A coordenadora do Bloco de Esquerda (BE), Catarina Martins, defendeu, esta quarta-feira, que "ninguém está a acabar" com os privados e o setor social na saúde, e assinalou que a questão principal é saber onde é gasto o dinheiro público.

Eu tenho ouvido discussões bastante absurdas sobre este tema, e eu queria lembrar o seguinte: o que está em causa não é saber se acabam os privados ou o setor social na saúde, ninguém está a acabar com eles, o que está em causa é saber onde é que é gasto o dinheiro público", afirmou Catarina Martins.

Falando aos jornalistas à porta da sede nacional do partido, à margem do desfile que assinala o Dia do Trabalhador, em Lisboa, a líder bloquista lembrou que "a Lei de Bases da Saúde vai ser votada na especialidade esta semana".

A posição do Bloco de Esquerda é clara", referiu Catarina Martins, considerando que "até há pouco tempo havia mais posições claras, o Partido Socialista estava de acordo, o PCP também, era preciso defender o Serviço Nacional de Saúde (SNS) da sangria dos privados".

Porém, na ótica da líder, "o Governo e o Partido Socialista estão com dificuldades de explicar a sua posição aos seus próprios militantes".

Para o BE, o importante, "e que foi o apelo de António Arnaut para salvar o Serviço Nacional de Saúde, é que onde o Serviço Nacional de Saúde dá resposta, não deve dar o dinheiro aos hospitais privados, e que as PPP [Parcerias Público Privadas] devem acabar, porque é uma forma de pôs os concorrentes privados dentro do SNS a fragilizar o SNS".

Respondendo a "quem diz que é coisa pouca", a coordenadora do BE apontou "que as PPP levam cerca de 500 milhões de euros ao ano, que nesta legislatura levaram dois mil milhões de euros".

Dois mil milhões de euros para grupos de hospitais privados nacionais e internacionais que foram para esses grupos, em vez de estarem no Serviço Nacional de Saúde. Ficamos sossegados com isso? Eu acho que não", frisou.

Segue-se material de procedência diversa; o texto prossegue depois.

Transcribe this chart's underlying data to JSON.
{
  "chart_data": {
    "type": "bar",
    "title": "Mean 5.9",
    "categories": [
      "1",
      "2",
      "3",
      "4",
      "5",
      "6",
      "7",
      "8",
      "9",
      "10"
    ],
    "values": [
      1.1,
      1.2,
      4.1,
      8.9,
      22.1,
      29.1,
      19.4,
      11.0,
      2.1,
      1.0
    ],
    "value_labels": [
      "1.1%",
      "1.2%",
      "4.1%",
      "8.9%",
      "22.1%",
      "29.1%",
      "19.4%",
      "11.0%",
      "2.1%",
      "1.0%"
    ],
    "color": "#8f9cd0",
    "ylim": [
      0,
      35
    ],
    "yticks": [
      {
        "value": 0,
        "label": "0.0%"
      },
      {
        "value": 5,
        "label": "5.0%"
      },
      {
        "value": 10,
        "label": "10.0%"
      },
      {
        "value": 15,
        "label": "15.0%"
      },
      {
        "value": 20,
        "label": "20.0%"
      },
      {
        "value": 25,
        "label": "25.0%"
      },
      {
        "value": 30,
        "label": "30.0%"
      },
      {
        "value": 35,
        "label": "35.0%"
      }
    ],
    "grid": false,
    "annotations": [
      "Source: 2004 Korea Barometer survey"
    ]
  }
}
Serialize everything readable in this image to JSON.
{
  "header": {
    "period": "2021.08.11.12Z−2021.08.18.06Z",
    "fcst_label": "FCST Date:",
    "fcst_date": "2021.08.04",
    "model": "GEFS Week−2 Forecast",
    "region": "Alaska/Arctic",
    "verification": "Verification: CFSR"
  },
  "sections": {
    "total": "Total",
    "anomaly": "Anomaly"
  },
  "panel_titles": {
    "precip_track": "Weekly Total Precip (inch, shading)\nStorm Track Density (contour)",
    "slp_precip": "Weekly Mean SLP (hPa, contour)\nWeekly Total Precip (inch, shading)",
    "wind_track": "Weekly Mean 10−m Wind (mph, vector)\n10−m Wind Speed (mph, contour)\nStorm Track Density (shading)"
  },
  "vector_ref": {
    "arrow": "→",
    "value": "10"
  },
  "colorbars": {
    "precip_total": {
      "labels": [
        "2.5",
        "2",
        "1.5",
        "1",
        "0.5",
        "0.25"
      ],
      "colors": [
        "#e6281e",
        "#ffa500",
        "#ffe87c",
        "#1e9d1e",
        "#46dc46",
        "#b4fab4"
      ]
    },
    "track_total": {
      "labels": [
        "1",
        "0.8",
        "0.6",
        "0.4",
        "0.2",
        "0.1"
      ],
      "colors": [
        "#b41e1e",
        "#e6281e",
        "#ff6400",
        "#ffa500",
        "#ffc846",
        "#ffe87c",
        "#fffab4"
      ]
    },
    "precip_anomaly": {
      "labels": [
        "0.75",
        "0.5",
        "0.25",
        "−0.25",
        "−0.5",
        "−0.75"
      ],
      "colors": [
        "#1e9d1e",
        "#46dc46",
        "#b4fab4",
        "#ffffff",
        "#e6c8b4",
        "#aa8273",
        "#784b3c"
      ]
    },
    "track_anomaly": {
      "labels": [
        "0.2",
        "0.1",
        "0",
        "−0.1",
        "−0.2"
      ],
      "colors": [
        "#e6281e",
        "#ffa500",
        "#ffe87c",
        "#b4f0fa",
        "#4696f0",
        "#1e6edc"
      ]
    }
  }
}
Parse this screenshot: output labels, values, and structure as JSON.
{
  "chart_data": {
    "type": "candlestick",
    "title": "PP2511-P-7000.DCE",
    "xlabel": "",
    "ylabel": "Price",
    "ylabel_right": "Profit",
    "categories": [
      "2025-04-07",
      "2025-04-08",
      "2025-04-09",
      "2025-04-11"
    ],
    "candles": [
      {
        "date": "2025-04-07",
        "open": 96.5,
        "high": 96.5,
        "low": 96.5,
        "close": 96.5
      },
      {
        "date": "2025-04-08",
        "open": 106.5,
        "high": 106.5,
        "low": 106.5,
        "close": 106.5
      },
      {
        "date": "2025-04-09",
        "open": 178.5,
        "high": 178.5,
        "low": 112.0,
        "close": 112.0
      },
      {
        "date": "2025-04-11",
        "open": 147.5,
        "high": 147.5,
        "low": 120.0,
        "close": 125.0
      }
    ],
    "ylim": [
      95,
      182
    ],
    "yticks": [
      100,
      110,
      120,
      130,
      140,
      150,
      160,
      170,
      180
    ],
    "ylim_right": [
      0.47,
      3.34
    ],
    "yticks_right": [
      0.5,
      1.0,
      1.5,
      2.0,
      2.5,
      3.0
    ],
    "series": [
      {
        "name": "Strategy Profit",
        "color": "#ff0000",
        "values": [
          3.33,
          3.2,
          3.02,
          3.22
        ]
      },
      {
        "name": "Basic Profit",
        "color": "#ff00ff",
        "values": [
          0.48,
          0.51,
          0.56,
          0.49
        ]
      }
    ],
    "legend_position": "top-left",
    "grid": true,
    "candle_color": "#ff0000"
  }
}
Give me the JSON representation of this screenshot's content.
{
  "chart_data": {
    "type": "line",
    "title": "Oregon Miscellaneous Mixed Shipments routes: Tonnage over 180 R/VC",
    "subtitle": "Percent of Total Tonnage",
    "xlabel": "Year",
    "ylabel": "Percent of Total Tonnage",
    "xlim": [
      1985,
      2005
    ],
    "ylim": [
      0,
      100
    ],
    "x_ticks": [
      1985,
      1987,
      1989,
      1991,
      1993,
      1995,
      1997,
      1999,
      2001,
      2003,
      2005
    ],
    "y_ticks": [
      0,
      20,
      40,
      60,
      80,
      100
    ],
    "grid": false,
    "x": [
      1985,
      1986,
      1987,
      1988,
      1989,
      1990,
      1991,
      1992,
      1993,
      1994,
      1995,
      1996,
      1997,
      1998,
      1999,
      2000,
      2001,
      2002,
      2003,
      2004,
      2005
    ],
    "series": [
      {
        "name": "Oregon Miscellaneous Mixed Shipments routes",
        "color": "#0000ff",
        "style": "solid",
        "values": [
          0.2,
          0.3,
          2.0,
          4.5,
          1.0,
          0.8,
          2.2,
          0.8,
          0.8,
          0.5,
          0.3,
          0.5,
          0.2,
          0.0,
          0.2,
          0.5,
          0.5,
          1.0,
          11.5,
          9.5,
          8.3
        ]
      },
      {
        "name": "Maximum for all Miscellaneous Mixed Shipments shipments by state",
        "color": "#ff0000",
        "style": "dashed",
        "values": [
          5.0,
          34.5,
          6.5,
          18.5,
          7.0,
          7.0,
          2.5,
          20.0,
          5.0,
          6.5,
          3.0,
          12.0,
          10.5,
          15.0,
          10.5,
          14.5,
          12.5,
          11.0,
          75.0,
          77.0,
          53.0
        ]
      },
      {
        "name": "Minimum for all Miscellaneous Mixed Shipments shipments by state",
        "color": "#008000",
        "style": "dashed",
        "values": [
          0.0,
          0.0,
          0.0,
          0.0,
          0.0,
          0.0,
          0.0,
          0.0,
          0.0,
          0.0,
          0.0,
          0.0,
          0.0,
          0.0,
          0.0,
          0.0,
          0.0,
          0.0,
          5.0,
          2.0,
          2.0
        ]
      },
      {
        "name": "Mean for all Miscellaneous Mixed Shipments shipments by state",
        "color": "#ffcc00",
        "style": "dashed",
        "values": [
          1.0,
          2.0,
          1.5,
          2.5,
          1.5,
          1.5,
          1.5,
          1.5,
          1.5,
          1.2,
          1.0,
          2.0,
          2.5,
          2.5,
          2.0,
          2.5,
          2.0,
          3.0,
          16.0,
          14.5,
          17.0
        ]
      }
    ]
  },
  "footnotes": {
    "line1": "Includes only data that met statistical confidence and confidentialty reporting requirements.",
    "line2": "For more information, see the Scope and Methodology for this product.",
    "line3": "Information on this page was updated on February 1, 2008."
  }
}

PCP: é preciso "separar as águas" para não se transformar a saúde "numa área de negócio" 

O secretário-geral do PCP, Jerónimo de Sousa, defendeu, esta quarta-feira, ser necessário "clarificar e separar as águas" entre o Serviço Nacional de Saúde e os grupos privados, sob tema de se transformar "um direito tão sensível numa área de negócio".

Falando aos jornalistas à margem do desfile que assinala o Dia do Trabalhador, em Lisboa, o líder comunista assinalou que, na discussão da nova Lei de Bases da Saúde, o partido apresentou "um projeto de Lei" e tem "propostas concretas" nesta área.

Pensamos que a questão central que está colocada é conseguir clarificar e separar as águas em relação ao Serviço Nacional de Saúde, geral, universal, gratuito e de qualidade, e não transformar uma área tão sensível, um direito tão sensível numa área de negócio", salientou, advogando que "esta promiscuidade com o privado não pode ser, tem que haver essa clarificação".

Segundo Jerónimo de Sousa, é por isso que o PCP se bate "pelo fim das PPP" (Parcerias Público Privadas).

Considerando serem "precisos avanços e clarificação" no que considerou ser a "promiscuidade entre público e setor privado", o comunista pediu que "não se adiem essas medidas urgentes e mais emergentes para tantos portugueses que sofrem com esses atrasos", notando que "a discussão da Lei de Bases é necessária".

Jerónimo sustentou que a aprovação da nova lei "não impede que sejam tomadas medidas de emergência, tendo em conta a situação em que se encontram muitos utentes carenciados de meios, carenciados de profissionais, carenciados de financiamento".

Não há nenhuma norma impeditiva com esta Lei de Bases que está em vigor", rematou.